Jeff ordered a 1,000-pound millstone from Austria (which took up about 200 of those 300 square feet), but had trouble convincing farmers to plant the unfamiliar types of wheat. Finally, a farmer right there in Queen Creek volunteered 30 of his 800 acres for an experiment with White Sonoran wheat, a variety brought to the Southwest by European missionaries in the 1700s. 

The stalks wound up thriving and Jeff has since convinced more than a dozen local farms to plant everything from farro (a nutty ancient grain that’s delicious on its own or as flour) to Blue Beard durum (a hard variety that’s often ground into semolina for pasta and pizza dough). Each flour lends its own distinctive taste and texture to polenta, pancake mix, crackers, etc. Local chefs and home cooks began to clamor for everything in their lineup. When demand outgrew his tiny digs, Jeff moved the whole operation to the farm that gave him his first shot. 
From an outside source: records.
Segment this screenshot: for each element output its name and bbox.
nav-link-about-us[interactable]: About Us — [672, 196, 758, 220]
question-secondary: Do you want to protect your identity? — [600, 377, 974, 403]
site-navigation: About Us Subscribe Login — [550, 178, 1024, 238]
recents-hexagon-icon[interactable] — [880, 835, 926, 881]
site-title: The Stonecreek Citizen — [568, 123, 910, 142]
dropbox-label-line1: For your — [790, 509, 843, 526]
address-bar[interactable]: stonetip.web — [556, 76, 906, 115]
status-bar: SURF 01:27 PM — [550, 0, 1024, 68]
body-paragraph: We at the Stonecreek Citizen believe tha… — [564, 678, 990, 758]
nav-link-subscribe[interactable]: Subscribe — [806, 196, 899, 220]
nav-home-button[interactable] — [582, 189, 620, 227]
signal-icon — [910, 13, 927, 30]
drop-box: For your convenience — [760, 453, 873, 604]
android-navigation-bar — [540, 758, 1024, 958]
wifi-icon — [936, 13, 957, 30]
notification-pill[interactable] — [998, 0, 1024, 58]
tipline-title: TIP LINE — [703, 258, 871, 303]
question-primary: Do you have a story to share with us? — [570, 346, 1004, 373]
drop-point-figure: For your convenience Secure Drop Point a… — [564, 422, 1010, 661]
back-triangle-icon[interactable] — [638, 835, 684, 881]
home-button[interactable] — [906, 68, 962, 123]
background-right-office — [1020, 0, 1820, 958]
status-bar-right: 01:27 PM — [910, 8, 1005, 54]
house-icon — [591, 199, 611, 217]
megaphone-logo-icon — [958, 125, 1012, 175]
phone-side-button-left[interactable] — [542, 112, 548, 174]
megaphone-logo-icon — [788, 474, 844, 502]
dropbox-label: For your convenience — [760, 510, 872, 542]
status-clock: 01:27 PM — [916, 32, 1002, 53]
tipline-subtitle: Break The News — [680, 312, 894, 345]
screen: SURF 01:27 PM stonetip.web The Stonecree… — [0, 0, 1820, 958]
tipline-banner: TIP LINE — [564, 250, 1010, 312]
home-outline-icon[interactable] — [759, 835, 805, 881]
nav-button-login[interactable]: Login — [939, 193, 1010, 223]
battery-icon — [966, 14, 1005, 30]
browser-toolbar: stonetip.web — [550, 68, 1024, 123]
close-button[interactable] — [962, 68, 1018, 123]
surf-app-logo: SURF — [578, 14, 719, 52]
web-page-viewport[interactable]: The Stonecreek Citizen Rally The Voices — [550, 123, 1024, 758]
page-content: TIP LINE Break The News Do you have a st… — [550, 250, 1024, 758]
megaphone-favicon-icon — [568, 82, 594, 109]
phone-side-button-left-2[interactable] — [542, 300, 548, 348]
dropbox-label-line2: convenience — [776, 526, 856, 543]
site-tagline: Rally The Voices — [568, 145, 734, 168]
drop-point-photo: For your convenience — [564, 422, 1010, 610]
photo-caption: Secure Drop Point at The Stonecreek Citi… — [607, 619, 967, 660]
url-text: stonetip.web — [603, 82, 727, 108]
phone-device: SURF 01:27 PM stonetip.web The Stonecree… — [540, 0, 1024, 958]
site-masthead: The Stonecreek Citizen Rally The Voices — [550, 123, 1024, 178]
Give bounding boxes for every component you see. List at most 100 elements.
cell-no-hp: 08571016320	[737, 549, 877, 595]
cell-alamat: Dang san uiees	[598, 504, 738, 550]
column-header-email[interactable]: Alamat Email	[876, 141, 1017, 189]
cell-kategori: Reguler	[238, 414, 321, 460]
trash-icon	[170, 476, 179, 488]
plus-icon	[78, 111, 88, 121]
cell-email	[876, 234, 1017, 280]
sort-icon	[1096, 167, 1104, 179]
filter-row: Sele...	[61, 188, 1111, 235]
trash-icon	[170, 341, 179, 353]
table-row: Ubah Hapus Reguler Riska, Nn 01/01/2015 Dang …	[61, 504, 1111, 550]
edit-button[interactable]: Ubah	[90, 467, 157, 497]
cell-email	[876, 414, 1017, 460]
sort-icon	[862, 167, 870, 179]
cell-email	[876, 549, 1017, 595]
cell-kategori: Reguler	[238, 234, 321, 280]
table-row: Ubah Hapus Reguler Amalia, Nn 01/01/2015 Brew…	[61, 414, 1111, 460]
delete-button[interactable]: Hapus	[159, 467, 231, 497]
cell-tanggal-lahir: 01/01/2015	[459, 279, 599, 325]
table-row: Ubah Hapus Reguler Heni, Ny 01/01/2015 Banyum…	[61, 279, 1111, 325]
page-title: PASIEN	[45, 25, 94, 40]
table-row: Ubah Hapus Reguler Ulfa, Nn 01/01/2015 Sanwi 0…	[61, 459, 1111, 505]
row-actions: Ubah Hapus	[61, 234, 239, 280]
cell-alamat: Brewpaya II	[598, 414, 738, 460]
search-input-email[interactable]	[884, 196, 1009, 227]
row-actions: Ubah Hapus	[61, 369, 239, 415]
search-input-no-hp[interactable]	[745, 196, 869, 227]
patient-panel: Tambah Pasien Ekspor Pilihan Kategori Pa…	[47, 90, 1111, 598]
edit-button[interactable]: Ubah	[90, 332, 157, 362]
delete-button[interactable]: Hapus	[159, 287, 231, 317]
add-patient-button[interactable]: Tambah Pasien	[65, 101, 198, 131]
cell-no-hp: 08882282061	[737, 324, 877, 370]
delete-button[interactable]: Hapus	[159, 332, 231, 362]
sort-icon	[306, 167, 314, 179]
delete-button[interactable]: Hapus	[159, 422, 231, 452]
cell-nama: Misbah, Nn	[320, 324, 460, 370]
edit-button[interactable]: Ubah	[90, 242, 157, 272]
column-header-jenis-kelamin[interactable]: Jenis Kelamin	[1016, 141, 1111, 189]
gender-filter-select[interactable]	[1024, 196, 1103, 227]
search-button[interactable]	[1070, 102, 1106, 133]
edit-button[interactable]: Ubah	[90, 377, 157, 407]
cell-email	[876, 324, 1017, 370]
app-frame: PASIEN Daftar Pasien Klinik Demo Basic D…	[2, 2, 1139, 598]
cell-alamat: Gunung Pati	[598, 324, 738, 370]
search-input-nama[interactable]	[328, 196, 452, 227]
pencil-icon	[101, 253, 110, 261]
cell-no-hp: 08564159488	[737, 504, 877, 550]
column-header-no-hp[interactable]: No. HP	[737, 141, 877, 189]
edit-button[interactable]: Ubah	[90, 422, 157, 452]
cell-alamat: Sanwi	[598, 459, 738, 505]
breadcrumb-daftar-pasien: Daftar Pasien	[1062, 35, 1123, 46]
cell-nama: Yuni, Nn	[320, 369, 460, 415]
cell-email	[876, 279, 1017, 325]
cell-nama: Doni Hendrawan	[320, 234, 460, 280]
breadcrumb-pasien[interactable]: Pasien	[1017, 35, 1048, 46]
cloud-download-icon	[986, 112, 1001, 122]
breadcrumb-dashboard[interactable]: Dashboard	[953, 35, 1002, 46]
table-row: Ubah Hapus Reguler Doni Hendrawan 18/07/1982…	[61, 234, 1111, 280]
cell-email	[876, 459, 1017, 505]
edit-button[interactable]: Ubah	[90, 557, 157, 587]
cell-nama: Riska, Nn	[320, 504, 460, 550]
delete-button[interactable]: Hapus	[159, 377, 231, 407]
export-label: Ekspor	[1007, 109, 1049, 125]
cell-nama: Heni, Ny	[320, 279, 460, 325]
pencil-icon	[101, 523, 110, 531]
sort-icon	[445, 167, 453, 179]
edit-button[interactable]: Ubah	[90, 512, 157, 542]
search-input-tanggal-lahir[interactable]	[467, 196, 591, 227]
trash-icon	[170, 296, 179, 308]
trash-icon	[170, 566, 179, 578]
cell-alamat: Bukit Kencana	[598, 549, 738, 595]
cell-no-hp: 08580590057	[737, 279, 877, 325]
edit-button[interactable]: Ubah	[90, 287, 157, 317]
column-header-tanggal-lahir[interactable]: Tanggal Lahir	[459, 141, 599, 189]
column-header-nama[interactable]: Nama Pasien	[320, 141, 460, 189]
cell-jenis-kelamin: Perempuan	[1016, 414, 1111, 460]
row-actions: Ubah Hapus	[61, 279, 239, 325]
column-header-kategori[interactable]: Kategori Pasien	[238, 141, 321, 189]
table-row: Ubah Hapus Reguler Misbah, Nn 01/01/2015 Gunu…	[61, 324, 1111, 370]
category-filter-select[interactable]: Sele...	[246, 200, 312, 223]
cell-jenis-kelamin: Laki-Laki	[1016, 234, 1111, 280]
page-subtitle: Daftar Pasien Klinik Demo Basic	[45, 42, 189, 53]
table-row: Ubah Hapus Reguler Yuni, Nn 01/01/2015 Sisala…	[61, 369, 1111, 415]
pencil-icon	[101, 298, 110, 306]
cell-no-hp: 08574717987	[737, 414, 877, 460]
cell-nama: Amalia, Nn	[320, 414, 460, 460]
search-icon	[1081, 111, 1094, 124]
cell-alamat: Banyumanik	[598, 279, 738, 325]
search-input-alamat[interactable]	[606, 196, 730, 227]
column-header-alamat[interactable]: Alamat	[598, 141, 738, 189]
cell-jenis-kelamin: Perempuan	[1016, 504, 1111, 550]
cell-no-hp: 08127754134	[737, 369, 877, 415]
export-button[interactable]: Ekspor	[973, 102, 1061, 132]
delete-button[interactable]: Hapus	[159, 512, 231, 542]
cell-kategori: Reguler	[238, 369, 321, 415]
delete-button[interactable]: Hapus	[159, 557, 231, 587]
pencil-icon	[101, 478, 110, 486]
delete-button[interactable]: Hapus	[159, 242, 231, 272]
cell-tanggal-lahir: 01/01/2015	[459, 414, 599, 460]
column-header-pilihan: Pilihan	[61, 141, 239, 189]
Still, Hayden Flour Mills’ production remains small, and the team tight-knit, with Jeff’s daughter at the helm, a bearded banjo player named Ben running the millstone and two of the farmers’ daughters helping with the books and other behind-the-scene tasks.

Better crackers come from better flour. And better flour comes from better wheat. Lucky for us, it all comes from Hayden Flour Mills.